Les institutions européennes sont destinées seulement à tenter de fixer quelques règles à la concurrence. Même réglementée, celle-ci reste la loi de la jungle où, quels que soient les groupes industriels ou financiers qui l'emportent, les consommateurs des classes populaires et les travailleurs de ces groupes sont toujours des victimes. Il est significatif que, dans les aides d'État aux entreprises, c'est seulement la "distorsion de concurrence" qui inquiète le rapporteur et pas le fait que ces aides signifient toujours que l'on vide les poches de la majorité de la population pour aider les grosses entreprises à produire du profit privé pour leurs actionnaires.
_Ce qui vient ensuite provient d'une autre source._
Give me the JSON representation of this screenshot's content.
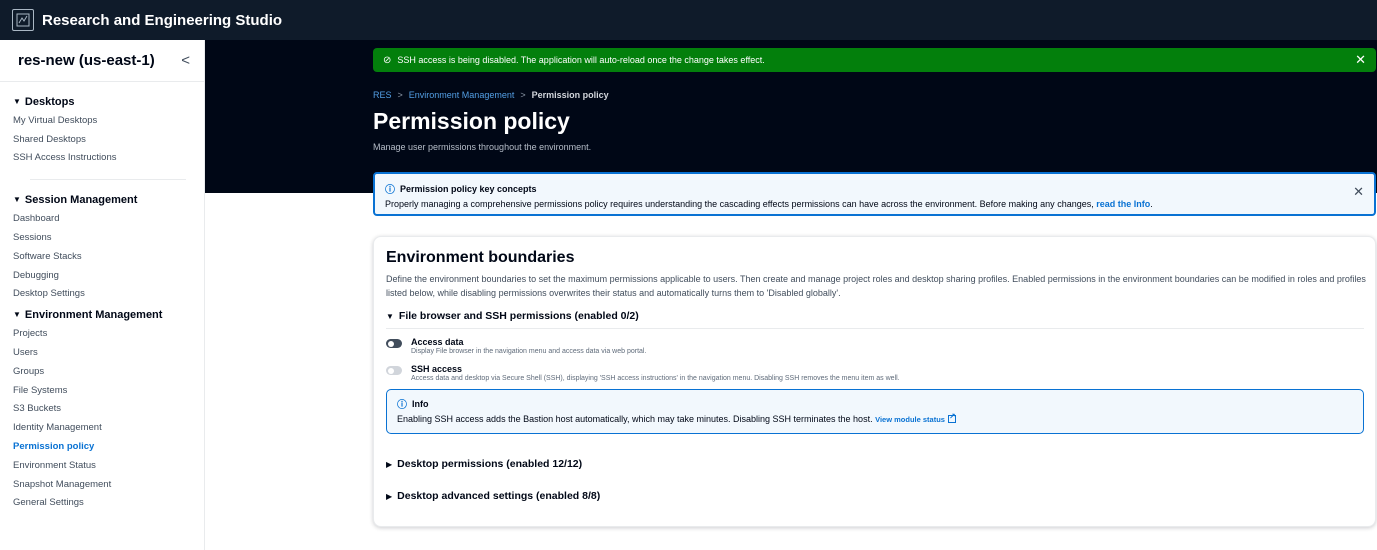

Quant aux fusions d'entreprises, dont le rapporteur souhaite que la Commission fasse le bilan, il serait utile que ce bilan ne décrive pas seulement les avantages concurrentiels et les suppléments de bénéfices que les entreprises en tirent, mais qu'il indique aussi à combien de licenciements elles ont conduit. Car toutes les fusions autorisées par la Commission de Bruxelles se sont traduites par des restructurations, c'est-à-dire des suppressions d'emplois. Et si elles ont rapporté aux actionnaires des sociétés concernées, elles ont été, en revanche, chèrement payées par leurs travailleurs, leurs familles et par toute la société.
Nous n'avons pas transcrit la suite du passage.